We’ve experienced one or two issues with this setup, but the most persistent one has been to do with crawling.  When crawls run, they would consistently fail with the following error in the Event viewer:

“The start address <https://site.domain.com> cannot be crawled.

Context: Application ‘SharedServices1’, Catalog ‘Portal_Content’

Details:
    Access is denied. Check that the Default Content Access Account has access to this content, or add a crawl rule to crawl this content.   (0x80041205)”

In addition, the following error appeared in the SharePoint logs:

***** Couldn’t retrieve server https://site.domain.com policy, hr = 80041205 – File:d:\office\source\search\search\gather\protocols\sts3\sts3util.cxx Line:548

And the crawl logs showed only errors, each having the following description:

“Access is denied. Verify that either the Default Content Access Account has access to this repository, or add a crawl rule to crawl this repository. If the repository being crawled is a SharePoint repository, verify the account you are using has “Full Read” permissions on the SharePoint Web Application being crawled.(The item was deleted because it was either not found or the crawler was denied access to it.)”

We’d checked all of the usual suspects including web application permissions for the account used by search, database permissions etc with no success.

The solution was to disable the loopback check on the servers hosting SharePoint. Adding the hostnames served to the BackConnectionHostNames list in the registry on the SharePoint servers wasn’t enough, the loopback check had to be completely disabled.

As an aside, another issue we’d experienced with an InfoPath form with code behind failing to load correctly on these servers was also solved disabling the loopback check on these servers.

For instructions on disabling the loopback check, see KB896861.

 

Installation of SCVMM 2008 beta disables non-admin access to remote machines via Hyper-V manager

Yesterday I finally got around to installing SCVMM 2008 beta onto a virtual machine (mainly to help us with some virtual machine migrations we’ve got coming up).  I must say that I think SCVMM 2008 beta is very nice indeed!

On my Vista machine I use Tore Lervik’s Hyper-V Monitor Gadget for Windows Sidebar, and have done for some time.  With the number of virtual machines we run, I have found it an invaluable addition to my sidebar.
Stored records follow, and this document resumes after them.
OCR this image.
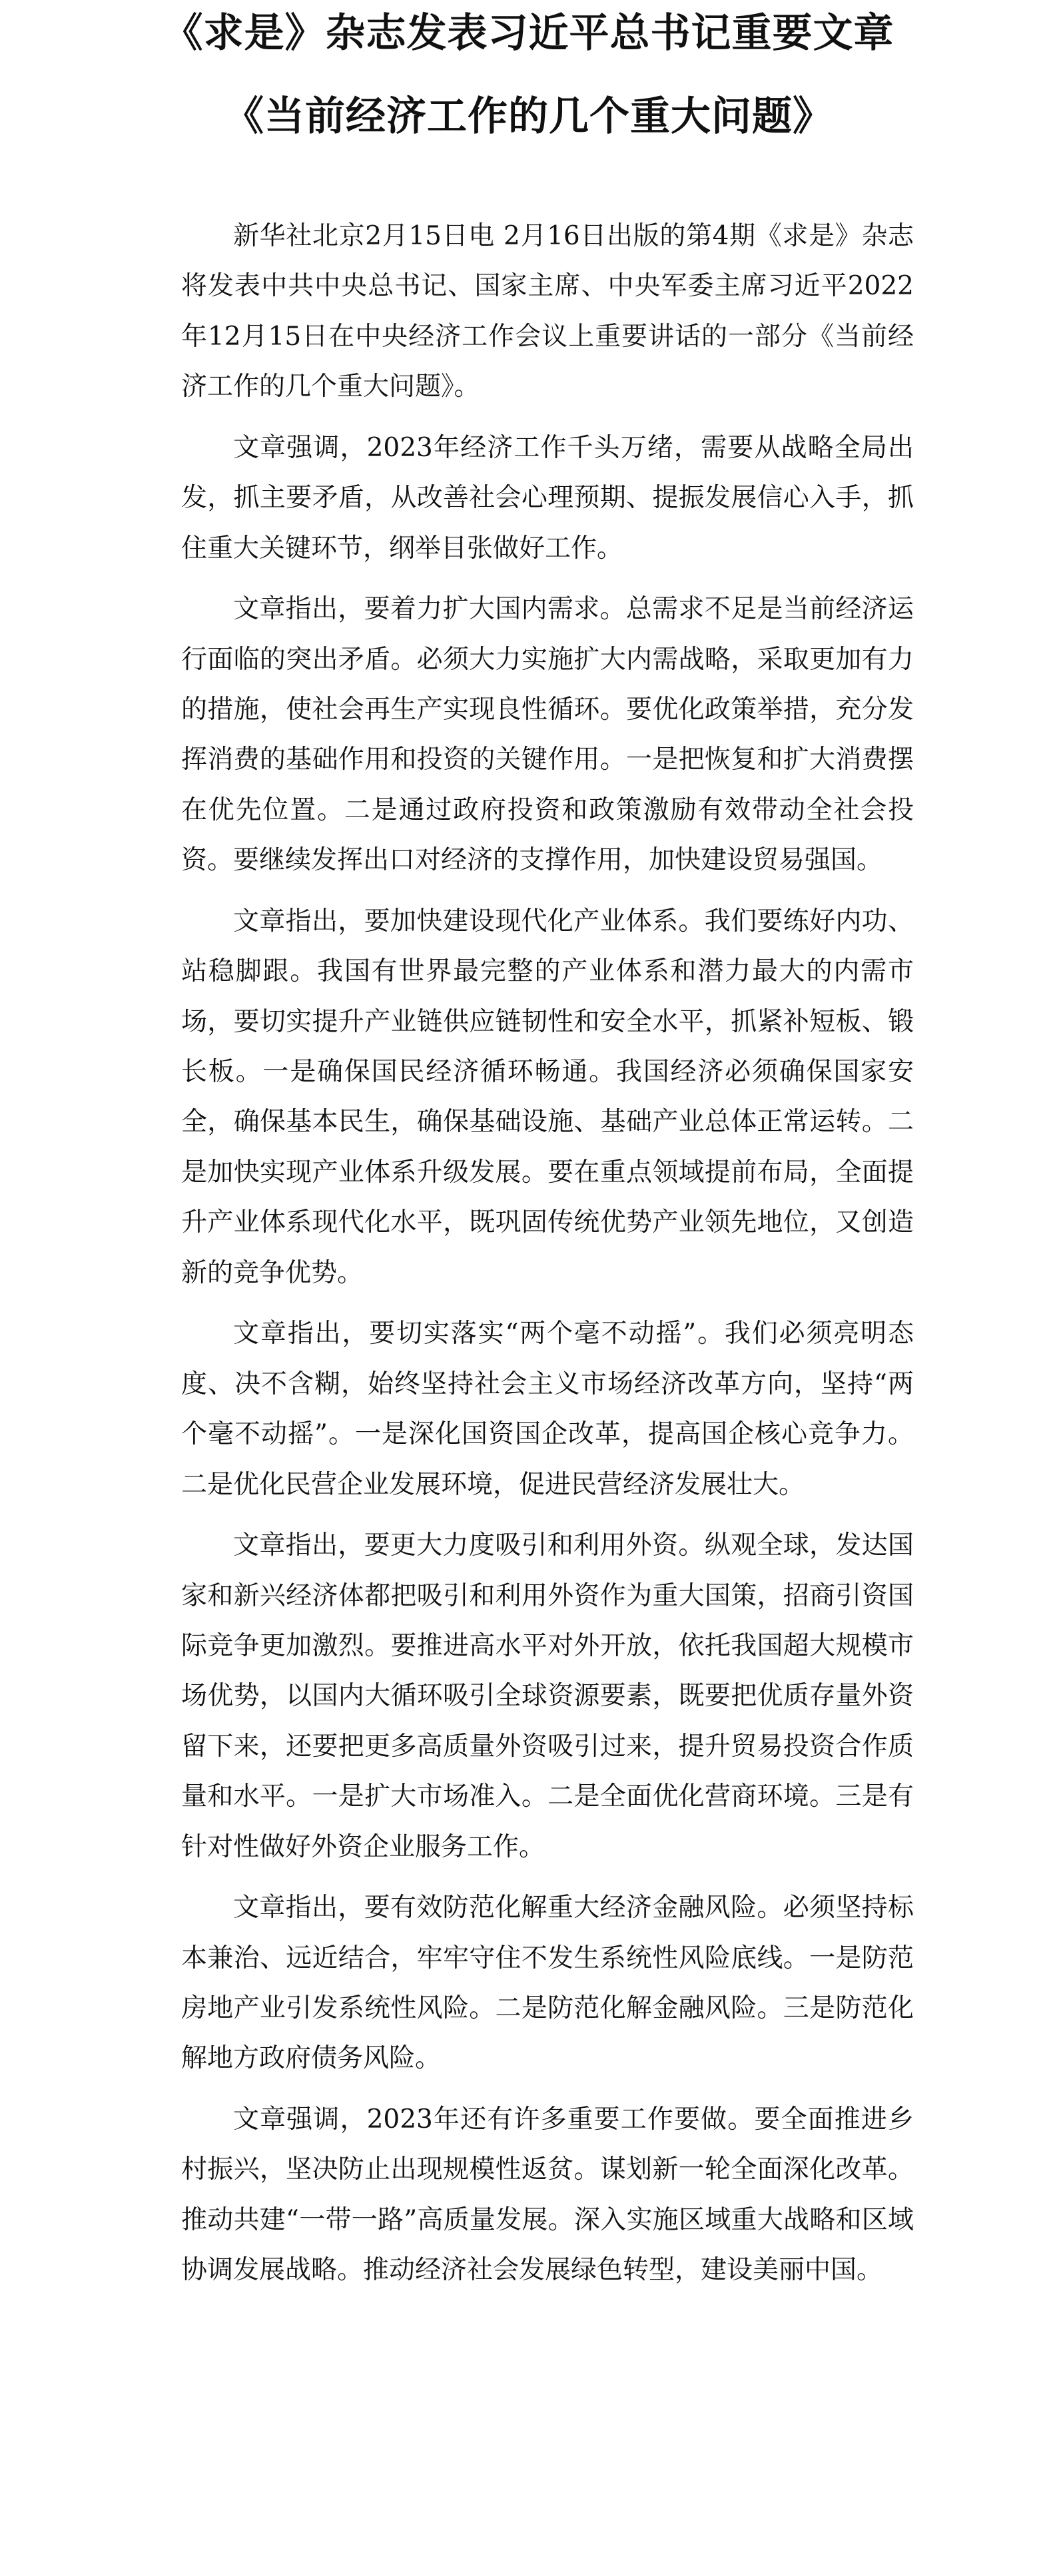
《求是》杂志发表习近平总书记重要文章
《当前经济工作的几个重大问题》

新华社北京2月15日电 2月16日出版的第4期《求是》杂志将发表中共中央总书记、国家主席、中央军委主席习近平2022年12月15日在中央经济工作会议上重要讲话的一部分《当前经济工作的几个重大问题》。

文章强调，2023年经济工作千头万绪，需要从战略全局出发，抓主要矛盾，从改善社会心理预期、提振发展信心入手，抓住重大关键环节，纲举目张做好工作。

文章指出，要着力扩大国内需求。总需求不足是当前经济运行面临的突出矛盾。必须大力实施扩大内需战略，采取更加有力的措施，使社会再生产实现良性循环。要优化政策举措，充分发挥消费的基础作用和投资的关键作用。一是把恢复和扩大消费摆在优先位置。二是通过政府投资和政策激励有效带动全社会投资。要继续发挥出口对经济的支撑作用，加快建设贸易强国。

文章指出，要加快建设现代化产业体系。我们要练好内功、站稳脚跟。我国有世界最完整的产业体系和潜力最大的内需市场，要切实提升产业链供应链韧性和安全水平，抓紧补短板、锻长板。一是确保国民经济循环畅通。我国经济必须确保国家安全，确保基本民生，确保基础设施、基础产业总体正常运转。二是加快实现产业体系升级发展。要在重点领域提前布局，全面提升产业体系现代化水平，既巩固传统优势产业领先地位，又创造新的竞争优势。

文章指出，要切实落实“两个毫不动摇”。我们必须亮明态度、决不含糊，始终坚持社会主义市场经济改革方向，坚持“两个毫不动摇”。一是深化国资国企改革，提高国企核心竞争力。二是优化民营企业发展环境，促进民营经济发展壮大。

文章指出，要更大力度吸引和利用外资。纵观全球，发达国家和新兴经济体都把吸引和利用外资作为重大国策，招商引资国际竞争更加激烈。要推进高水平对外开放，依托我国超大规模市场优势，以国内大循环吸引全球资源要素，既要把优质存量外资留下来，还要把更多高质量外资吸引过来，提升贸易投资合作质量和水平。一是扩大市场准入。二是全面优化营商环境。三是有针对性做好外资企业服务工作。

文章指出，要有效防范化解重大经济金融风险。必须坚持标本兼治、远近结合，牢牢守住不发生系统性风险底线。一是防范房地产业引发系统性风险。二是防范化解金融风险。三是防范化解地方政府债务风险。

文章强调，2023年还有许多重要工作要做。要全面推进乡村振兴，坚决防止出现规模性返贫。谋划新一轮全面深化改革。推动共建“一带一路”高质量发展。深入实施区域重大战略和区域协调发展战略。推动经济社会发展绿色转型，建设美丽中国。
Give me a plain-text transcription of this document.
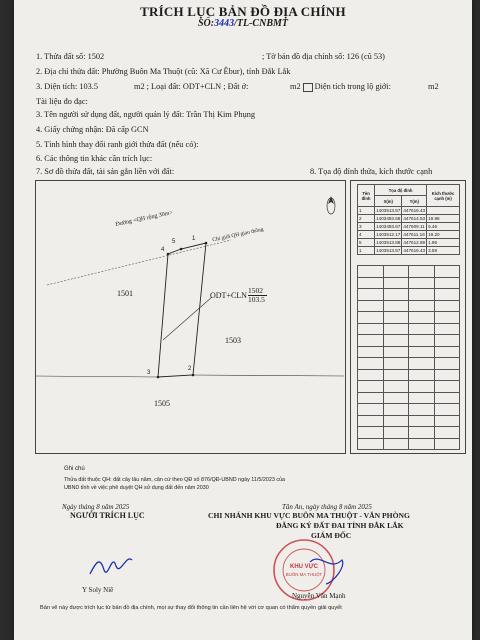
TRÍCH LỤC BẢN ĐỒ ĐỊA CHÍNH
SỐ:3443/TL-CNBMT
1. Thửa đất số: 1502	; Tờ bản đồ địa chính số: 126 (cũ 53)
2. Địa chỉ thửa đất: Phường Buôn Ma Thuột (cũ: Xã Cư Êbur), tỉnh Đắk Lắk
3. Diện tích: 103.5	m2 ; Loại đất: ODT+CLN ; Đất ở:	m2 Diện tích trong lộ giới:	m2
Tài liệu đo đạc:
3. Tên người sử dụng đất, người quản lý đất: Trần Thị Kim Phụng
4. Giấy chứng nhận: Đã cấp GCN
5. Tình hình thay đổi ranh giới thửa đất (nếu có):
6. Các thông tin khác cần trích lục:
7. Sơ đồ thửa đất, tài sản gắn liền với đất:	8. Tọa độ đỉnh thửa, kích thước cạnh
Đường <QH rộng 30m>
Chỉ giới QH giao thông
1
2
3
4
5
1501	ODT+CLN
1502
103.5
1503
1505
Tên đỉnh	Tọa độ đỉnh		Kích thước cạnh (m)
	X(m)	Y(m)	
1	1403513.57	447616.43	
2	1403493.68	447614.53	19.98
3	1403493.67	447609.11	5.46
4	1403512.17	447611.16	19.20
5	1403513.88	447612.89	1.96
1	1403513.57	447616.43	3.58

Ghi chú
Thửa đất thuộc QH: đất cây lâu năm, căn cứ theo QĐ số 876/QĐ-UBND ngày 11/5/2023 của
UBND tỉnh về việc phê duyệt QH sử dụng đất đến năm 2030
Ngày tháng 8 năm 2025
NGƯỜI TRÍCH LỤC
Y Soly Niê
Tân An, ngày tháng 8 năm 2025
CHI NHÁNH KHU VỰC BUÔN MA THUỘT - VĂN PHÒNG
ĐĂNG KÝ ĐẤT ĐAI TỈNH ĐẮK LẮK
GIÁM ĐỐC
KHU VỰC
BUÔN MA THUỘT
Nguyễn Văn Mạnh
Bản vẽ này được trích lục từ bản đồ địa chính, mọi sự thay đổi thông tin cần liên hệ với cơ quan có thẩm quyền giải quyết
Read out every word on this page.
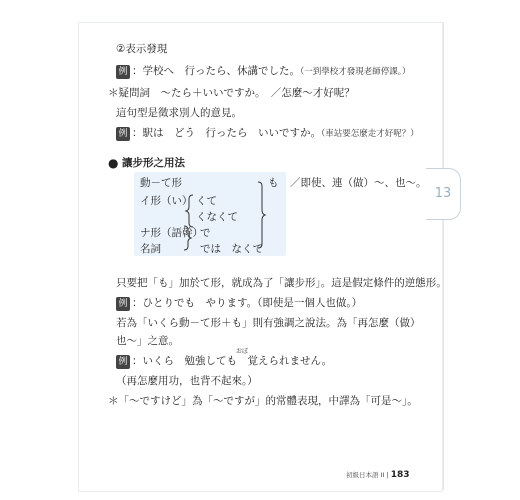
13
②表示發現
例 ：学校へ　行ったら、休講でした。（一到學校才發現老師停課。）
＊疑問詞　～たら＋いいですか。　／怎麼～才好呢？
這句型是徵求別人的意見。
例 ：駅は　どう　行ったら　いいですか。（車站要怎麼走才好呢？）
● 讓步形之用法
動－て形
イ形（い） くて
くなくて
ナ形（語幹）
で
名詞	では　なくて
も ／即使、連（做）～、也～。
只要把「も」加於て形，就成為了「讓步形」。這是假定條件的逆態形。
例 ：ひとりでも　やります。（即使是一個人也做。）
若為「いくら動－て形＋も」則有強調之說法。為「再怎麼（做）
也～」之意。
おぼ
例 ：いくら　勉強しても　覚えられません。
（再怎麼用功，也背不起來。）
＊「～ですけど」為「～ですが」的常體表現，中譯為「可是～」。
初級日本語 II | 183
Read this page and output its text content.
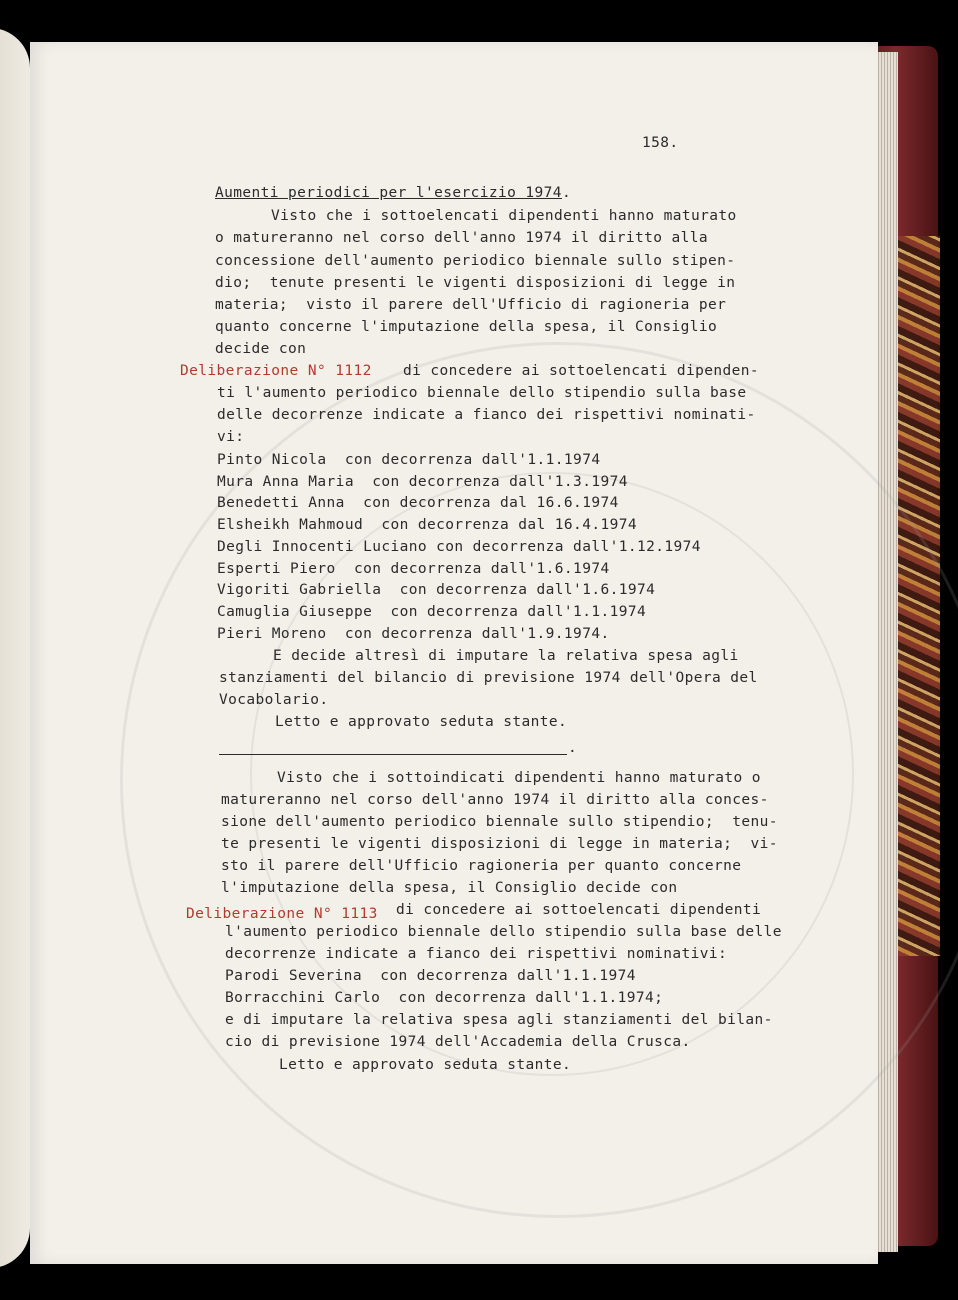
158.
Aumenti periodici per l'esercizio 1974.
Visto che i sottoelencati dipendenti hanno maturato
o matureranno nel corso dell'anno 1974 il diritto alla
concessione dell'aumento periodico biennale sullo stipen-
dio;  tenute presenti le vigenti disposizioni di legge in
materia;  visto il parere dell'Ufficio di ragioneria per
quanto concerne l'imputazione della spesa, il Consiglio
decide con
Deliberazione N° 1112 di concedere ai sottoelencati dipenden-
ti l'aumento periodico biennale dello stipendio sulla base
delle decorrenze indicate a fianco dei rispettivi nominati-
vi:
Pinto Nicola  con decorrenza dall'1.1.1974
Mura Anna Maria  con decorrenza dall'1.3.1974
Benedetti Anna  con decorrenza dal 16.6.1974
Elsheikh Mahmoud  con decorrenza dal 16.4.1974
Degli Innocenti Luciano con decorrenza dall'1.12.1974
Esperti Piero  con decorrenza dall'1.6.1974
Vigoriti Gabriella  con decorrenza dall'1.6.1974
Camuglia Giuseppe  con decorrenza dall'1.1.1974
Pieri Moreno  con decorrenza dall'1.9.1974.
E decide altresì di imputare la relativa spesa agli
stanziamenti del bilancio di previsione 1974 dell'Opera del
Vocabolario.
Letto e approvato seduta stante.
.
Visto che i sottoindicati dipendenti hanno maturato o
matureranno nel corso dell'anno 1974 il diritto alla conces-
sione dell'aumento periodico biennale sullo stipendio;  tenu-
te presenti le vigenti disposizioni di legge in materia;  vi-
sto il parere dell'Ufficio ragioneria per quanto concerne
l'imputazione della spesa, il Consiglio decide con
Deliberazione N° 1113 di concedere ai sottoelencati dipendenti
l'aumento periodico biennale dello stipendio sulla base delle
decorrenze indicate a fianco dei rispettivi nominativi:
Parodi Severina  con decorrenza dall'1.1.1974
Borracchini Carlo  con decorrenza dall'1.1.1974;
e di imputare la relativa spesa agli stanziamenti del bilan-
cio di previsione 1974 dell'Accademia della Crusca.
Letto e approvato seduta stante.
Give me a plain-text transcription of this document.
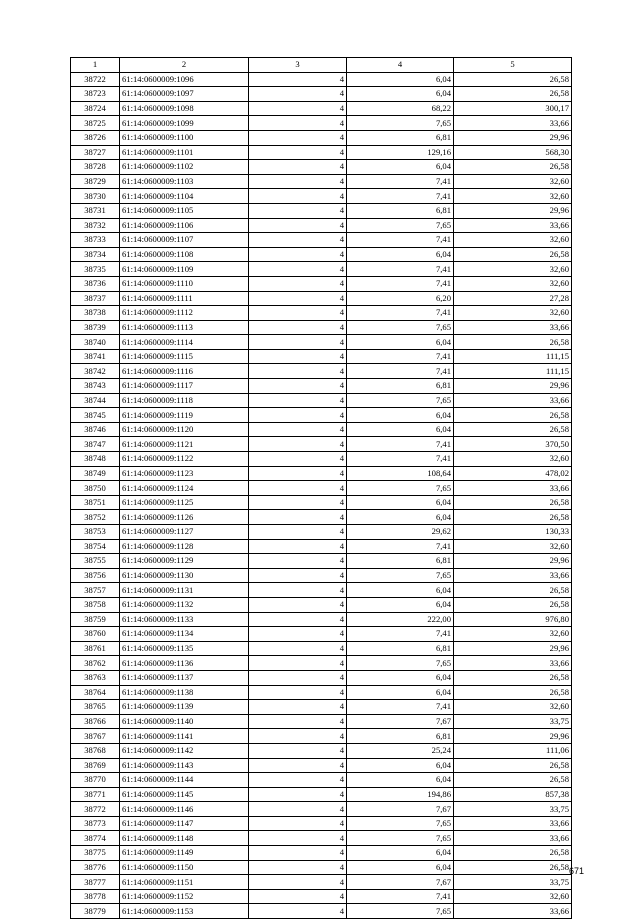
1	2	3	4	5
38722	61:14:0600009:1096	4	6,04	26,58
38723	61:14:0600009:1097	4	6,04	26,58
38724	61:14:0600009:1098	4	68,22	300,17
38725	61:14:0600009:1099	4	7,65	33,66
38726	61:14:0600009:1100	4	6,81	29,96
38727	61:14:0600009:1101	4	129,16	568,30
38728	61:14:0600009:1102	4	6,04	26,58
38729	61:14:0600009:1103	4	7,41	32,60
38730	61:14:0600009:1104	4	7,41	32,60
38731	61:14:0600009:1105	4	6,81	29,96
38732	61:14:0600009:1106	4	7,65	33,66
38733	61:14:0600009:1107	4	7,41	32,60
38734	61:14:0600009:1108	4	6,04	26,58
38735	61:14:0600009:1109	4	7,41	32,60
38736	61:14:0600009:1110	4	7,41	32,60
38737	61:14:0600009:1111	4	6,20	27,28
38738	61:14:0600009:1112	4	7,41	32,60
38739	61:14:0600009:1113	4	7,65	33,66
38740	61:14:0600009:1114	4	6,04	26,58
38741	61:14:0600009:1115	4	7,41	111,15
38742	61:14:0600009:1116	4	7,41	111,15
38743	61:14:0600009:1117	4	6,81	29,96
38744	61:14:0600009:1118	4	7,65	33,66
38745	61:14:0600009:1119	4	6,04	26,58
38746	61:14:0600009:1120	4	6,04	26,58
38747	61:14:0600009:1121	4	7,41	370,50
38748	61:14:0600009:1122	4	7,41	32,60
38749	61:14:0600009:1123	4	108,64	478,02
38750	61:14:0600009:1124	4	7,65	33,66
38751	61:14:0600009:1125	4	6,04	26,58
38752	61:14:0600009:1126	4	6,04	26,58
38753	61:14:0600009:1127	4	29,62	130,33
38754	61:14:0600009:1128	4	7,41	32,60
38755	61:14:0600009:1129	4	6,81	29,96
38756	61:14:0600009:1130	4	7,65	33,66
38757	61:14:0600009:1131	4	6,04	26,58
38758	61:14:0600009:1132	4	6,04	26,58
38759	61:14:0600009:1133	4	222,00	976,80
38760	61:14:0600009:1134	4	7,41	32,60
38761	61:14:0600009:1135	4	6,81	29,96
38762	61:14:0600009:1136	4	7,65	33,66
38763	61:14:0600009:1137	4	6,04	26,58
38764	61:14:0600009:1138	4	6,04	26,58
38765	61:14:0600009:1139	4	7,41	32,60
38766	61:14:0600009:1140	4	7,67	33,75
38767	61:14:0600009:1141	4	6,81	29,96
38768	61:14:0600009:1142	4	25,24	111,06
38769	61:14:0600009:1143	4	6,04	26,58
38770	61:14:0600009:1144	4	6,04	26,58
38771	61:14:0600009:1145	4	194,86	857,38
38772	61:14:0600009:1146	4	7,67	33,75
38773	61:14:0600009:1147	4	7,65	33,66
38774	61:14:0600009:1148	4	7,65	33,66
38775	61:14:0600009:1149	4	6,04	26,58
38776	61:14:0600009:1150	4	6,04	26,58
38777	61:14:0600009:1151	4	7,67	33,75
38778	61:14:0600009:1152	4	7,41	32,60
38779	61:14:0600009:1153	4	7,65	33,66
671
This morning however, when I tried to connect to one of the virtual machines listed by the gadget, I got an error message ‘An error occurred trying to find the virtual machine <GUID> on the server <servername>’.  In addition, when I tried to use Hyper-V manager, I received the error ‘The virtual machine management service is not available’.

We thought for a while that it was related to remote rights (WMI/DCOM) on the servers in question (well, technically it is…) and I spent a while trawling through John Howard’s articles relating to the required rights for remote management (well worth a read by the way).  Unfortunately even working through the articles didn’t solve my problem.

After a little more rummaging, it turns out that installation of the SCVMM agent onto the servers hosting the virtual machines I want to remotely manage is what is causing the problem.  Anyone who is a local admin on the servers in question can freely manage the remote virtual machines; if you’re not a local admin, you can’t.  There are two potential solutions to the problem:

  1. uninstall the SCVMM agent from the servers in question (which would no longer allow us to manage them from SCVMM)
  2. Make anyone who needs to remotely manage virtual machines a local administrator on the servers in question

Lets be honest, neither option is entirely appealing (it’s not that we don’t trust some of the people who need to remotely manage specific machines, I just always would prefer to work from a ‘minimum rights necessary’ point of view), but as we have some migrations coming soon for which SCVMM is going to really help, we’ve gone for the latter.

I hope that this is something that is corrected in the RTM version of SCVMM 2008!